Naquele momento Lula foi buscar a linha histórica que levava do passado ao presente, passando obrigatoriamente por Getúlio, JK, Jango, até chegar a ele. Para encontrar a dimensão histórica do que se vivia, para saber do que se tratava quando se falava de golpe. Para pensar o presente e o futuro em conexão com o passado.

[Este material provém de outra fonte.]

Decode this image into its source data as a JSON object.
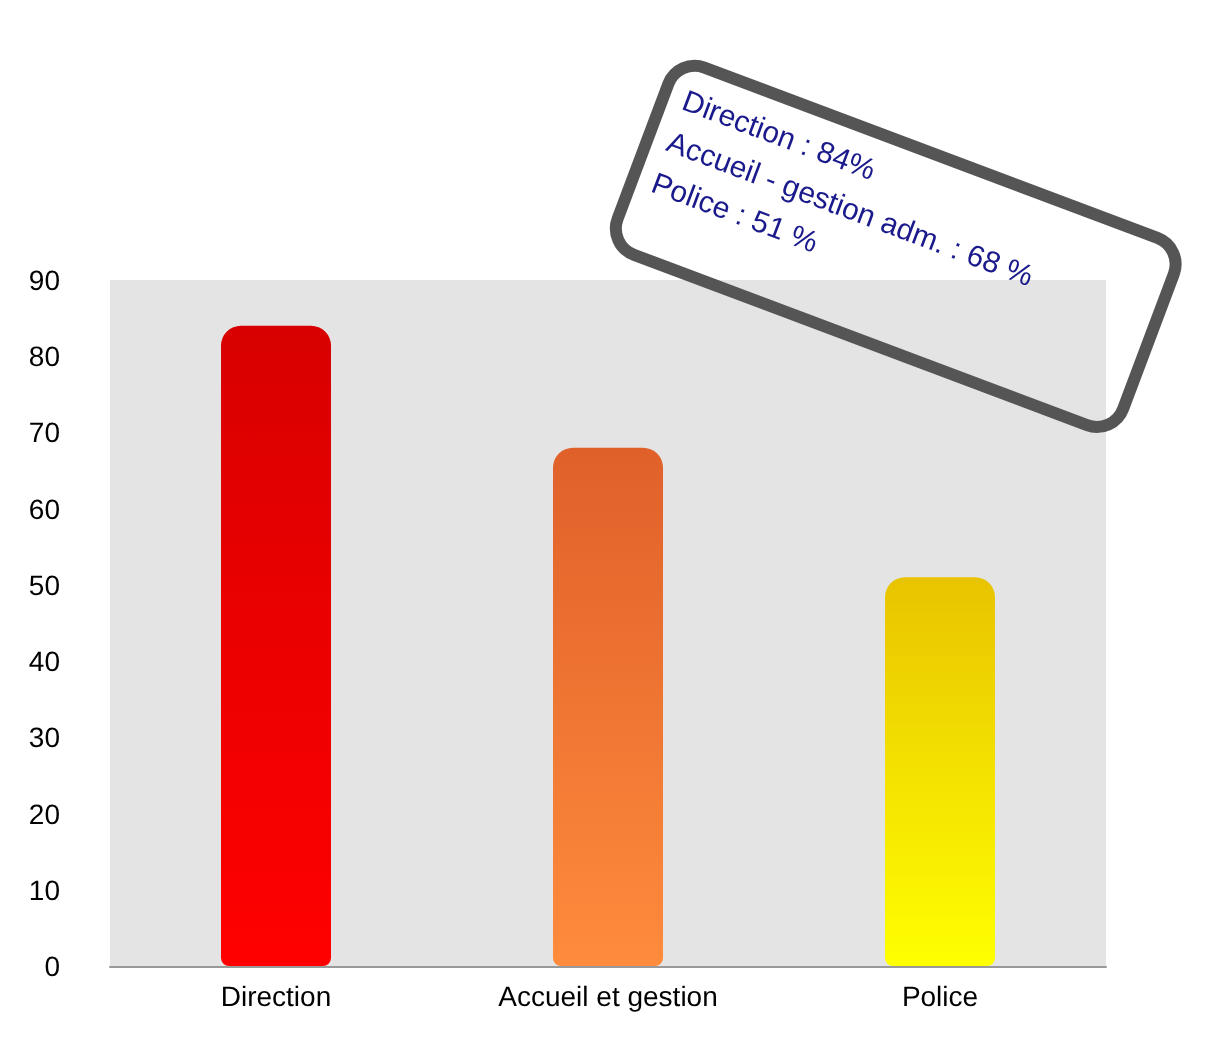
{
  "chart_data": {
    "type": "bar",
    "categories": [
      "Direction",
      "Accueil et gestion",
      "Police"
    ],
    "values": [
      84,
      68,
      51
    ],
    "colors": [
      "#d80000",
      "#e0602a",
      "#e8c400"
    ],
    "ylim": [
      0,
      90
    ],
    "yticks": [
      0,
      10,
      20,
      30,
      40,
      50,
      60,
      70,
      80,
      90
    ],
    "grid": false,
    "annotations": [
      "Direction : 84%",
      "Accueil - gestion adm. : 68 %",
      "Police : 51 %"
    ]
  }
}
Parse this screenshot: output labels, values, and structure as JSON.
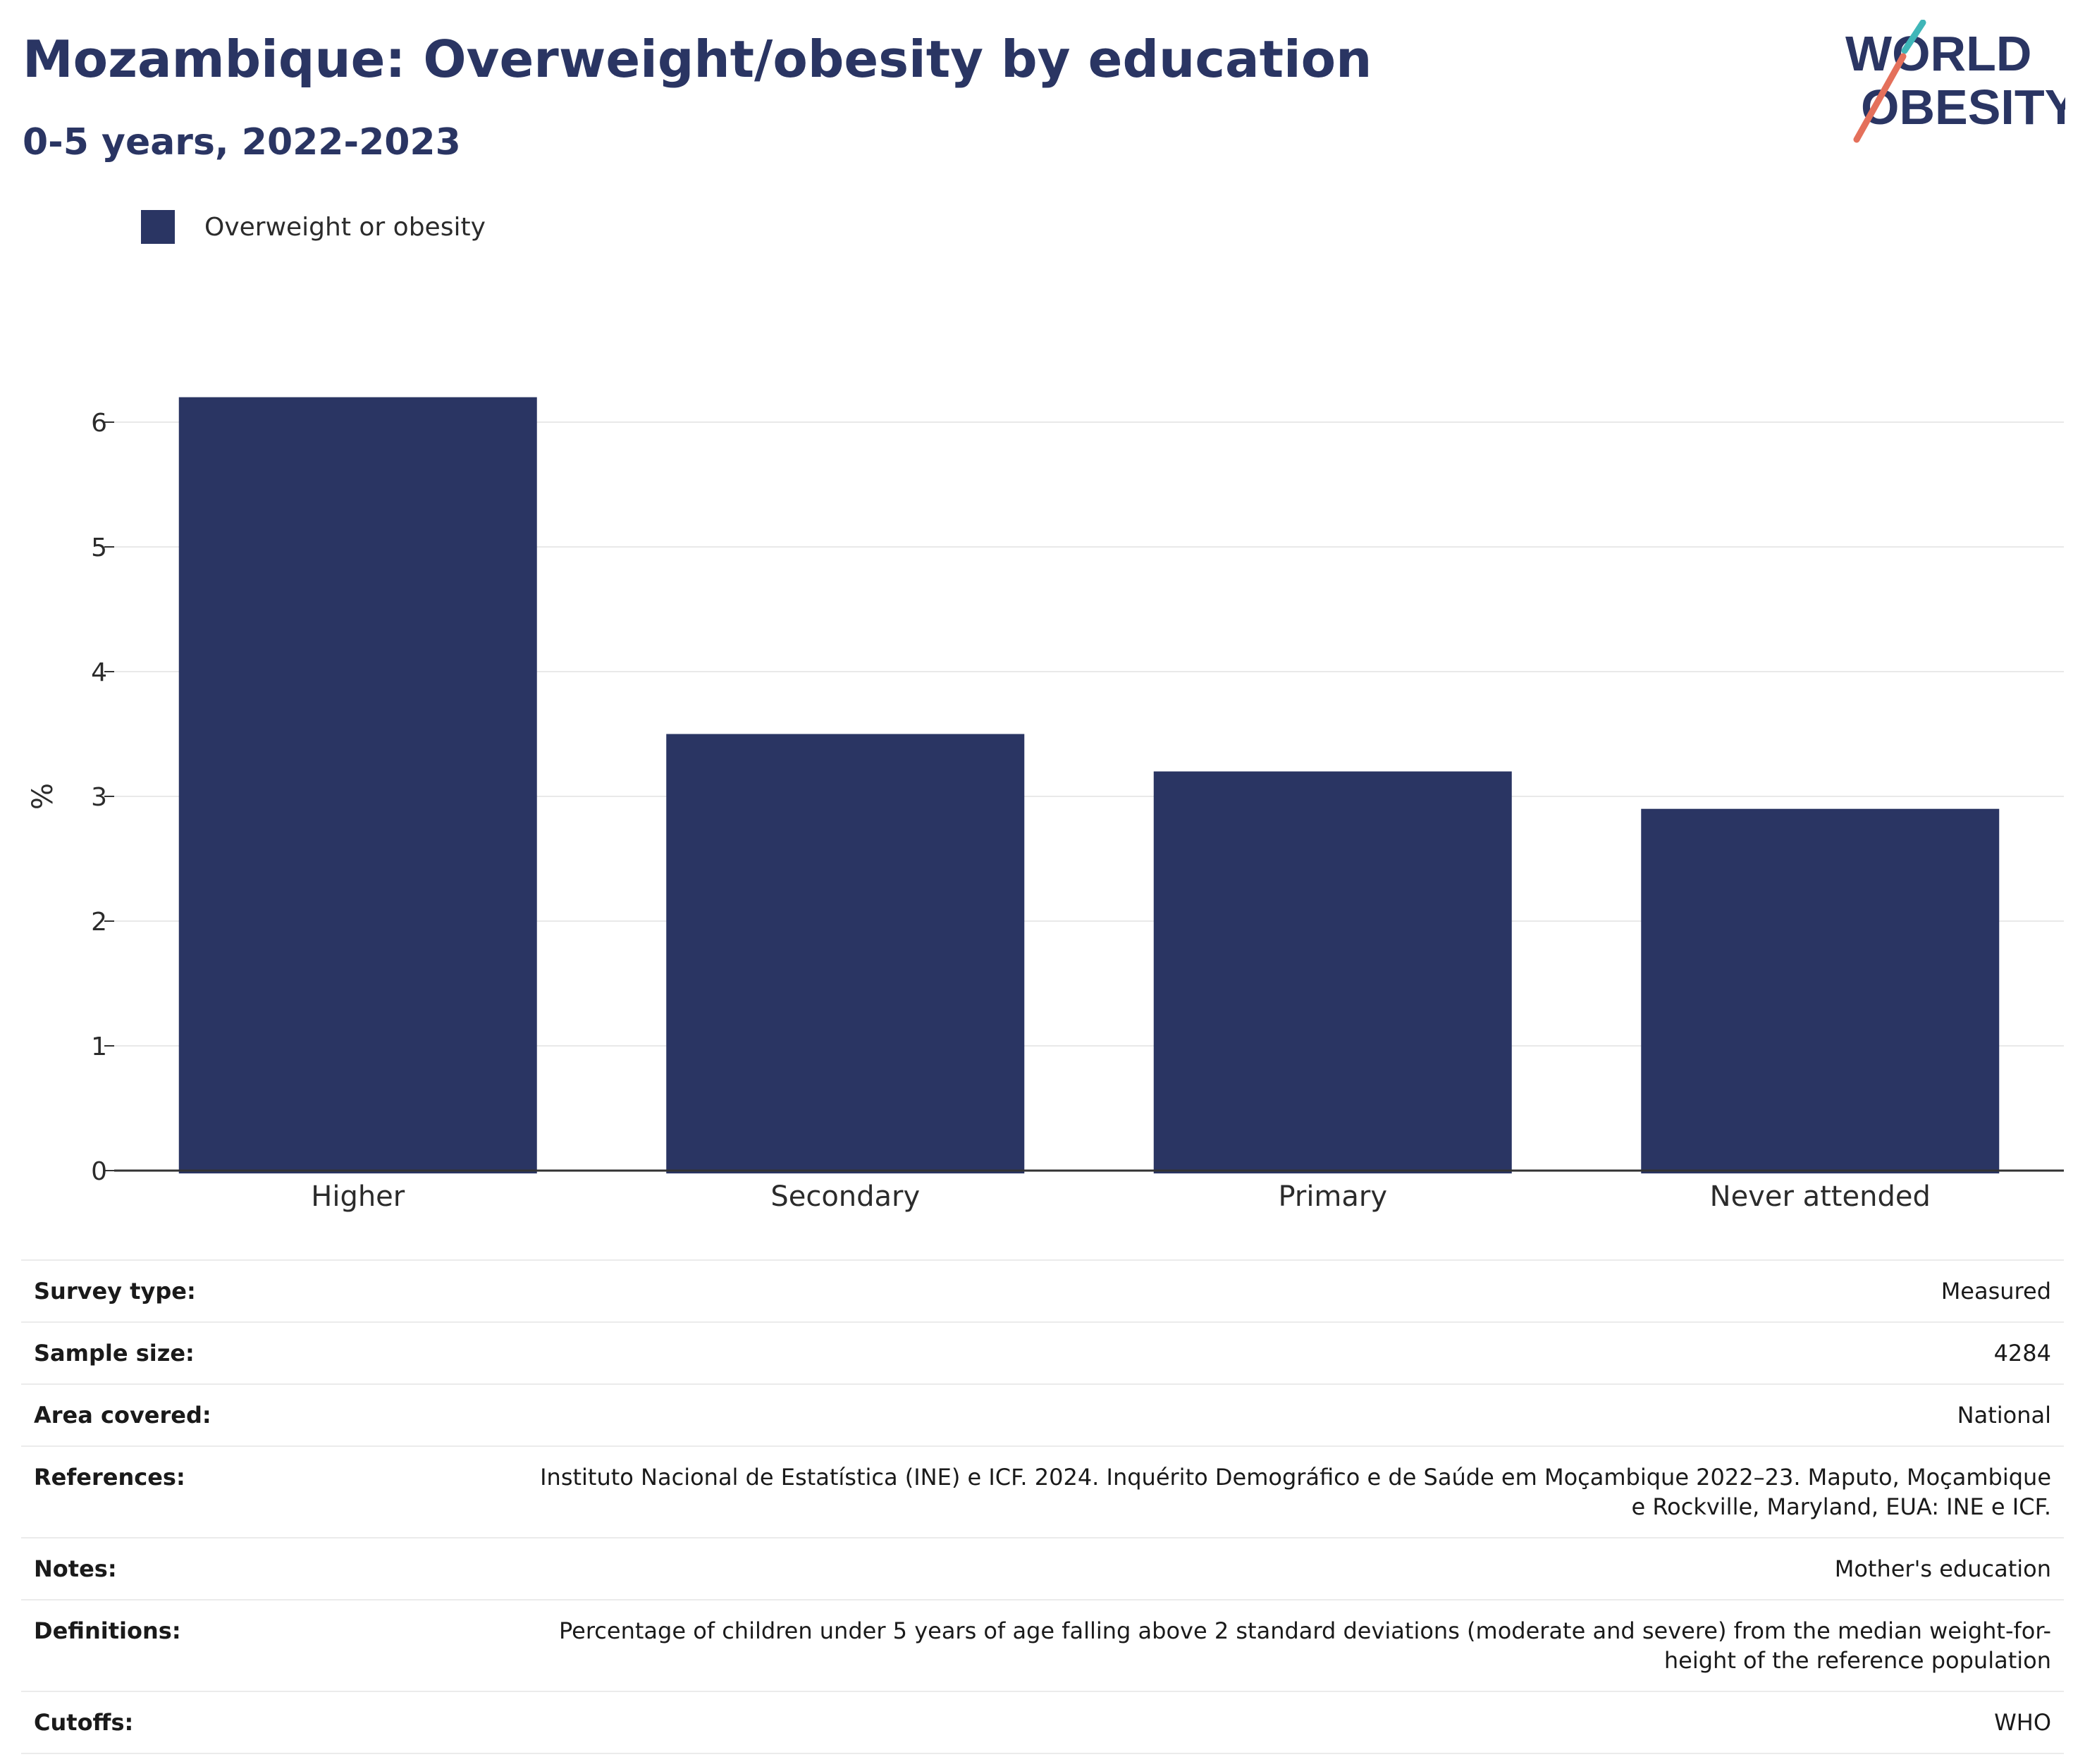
{
  "header": {
    "title": "Mozambique: Overweight/obesity by education",
    "subtitle": "0-5 years, 2022-2023"
  },
  "logo": {
    "line1": "WORLD",
    "line2": "OBESITY"
  },
  "colors": {
    "bar": "#2a3563",
    "grid": "#e9e9e9",
    "axis": "#333333",
    "logo_teal": "#3fb6b8",
    "logo_coral": "#e4705b"
  },
  "chart_data": {
    "type": "bar",
    "categories": [
      "Higher",
      "Secondary",
      "Primary",
      "Never attended"
    ],
    "series": [
      {
        "name": "Overweight or obesity",
        "values": [
          6.2,
          3.5,
          3.2,
          2.9
        ]
      }
    ],
    "ylabel": "%",
    "xlabel": "",
    "ylim": [
      0,
      6.6
    ],
    "yticks": [
      0,
      1,
      2,
      3,
      4,
      5,
      6
    ],
    "grid": true,
    "legend": "top-left"
  },
  "meta": {
    "rows": [
      {
        "key": "Survey type:",
        "value": "Measured"
      },
      {
        "key": "Sample size:",
        "value": "4284"
      },
      {
        "key": "Area covered:",
        "value": "National"
      },
      {
        "key": "References:",
        "value": "Instituto Nacional de Estatística (INE) e ICF. 2024. Inquérito Demográfico e de Saúde em Moçambique 2022–23. Maputo, Moçambique e Rockville, Maryland, EUA: INE e ICF."
      },
      {
        "key": "Notes:",
        "value": "Mother's education"
      },
      {
        "key": "Definitions:",
        "value": "Percentage of children under 5 years of age falling above 2 standard deviations (moderate and severe) from the median weight-for-height of the reference population"
      },
      {
        "key": "Cutoffs:",
        "value": "WHO"
      }
    ]
  }
}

Até que como ele e tantos previam, o governo do golpe revelou suas sanhas ferozes contra o povo, contra a democracia, contra o Brasil. E como se revelava um governo da ínfima minoria, em vingança contra tudo o que de bom havia sido construído. E como ele, Lula era chamado a representar esse passado de conquistas, desmascarar o governo do golpe e se lançar à disputa, de novo, do governo para a esquerda. Para isso era preciso agudizar a consciência e a indignação da grande massa de brasileiros profundamente prejudicados por esse governo, convoca-los à luta, apontar a direção da retomada do crescimento com distribuição de renda e a alentar para que não se perca a esperança, porque se está na contagem regressiva – agora já perto de um ano – para a reconquista possível da democracia, dos direitos, da soberania e do orgulho de ser brasileiros.
As caravanas representam nesse momento a nova fusão entre o projeto de Brasil e os sentimentos e vontade concreta do povo. Mas Lula sabe que não se trata simplesmente de retomar o caminho que deu certo a partir de 2002. Muitas coisas mudaram, umas para pior, outras para melhor. Para pior, a crise internacional é ainda mais profunda e prolongada. Na América Latina, a direita retomou a iniciativa, a Argentina é governada por uma coalizão de direita, similar à brasileira, a Venezuela enfrenta muitas dificuldades, que não deixam de afetar, em níveis e formas distintas, ao Equador, ao Uruguai, à Bolívia. Já não ha um conjunto e governos e de lideres coesos para levar adiante os processos de integração regional e defender posições soberanas da região no mundo. Dentro mesmo do Brasil, o grande empresariado se realinhou à direita, apoiando o golpe e sua politica de desmonte do pais, de promoção dos interesses do capital financeiro, de ataque aos direitos dos trabalhadores e às politicas sociais. Diante da ofensiva da direita, que aglutinou todos os grandes meios de comunicação, grande parte do Judiciário, a maioria do Parlamento, a esquerda diminuiu significativamente sua capacidade de influencia sobre o povo, ficou isolada, vitima de clichês e de sistemáticas acusações de envolvimento com a corrupção.
Mas, ao mesmo tempo, no plano externo, a unidade do bloco imperialista sente fraturas, com o Brexit, a eleição de Trump e sua nova política internacional, enquanto as condições para o avanço das propostas dos Brics se tornaram ainda mais favoráveis. A Rússia tornou-se um protagonista político internacional forte, enquanto a China se aproveita das novas brechas deixadas pela política norte-americana para consolidar sua presença em grande parte do mundo. Dentro do Brasil, por sua vez, a direita queima todas suas possibilidades de ter lideranças com apoio popular, ao tempo em que o governo golpista fica reduzido à menor expressão de apoio popular que um governo jamais teve. A recessão continua, com seus duros efeitos não somente sobre as camadas populares, mas sobre toda a classe média e até sobre setores do empresariado. Apesar de todos os ataques, a imagem de Lula só se fortalece, mesmo diante dos riscos de que a arbitrariedade do regime de exceção o impeçam de ser candidato.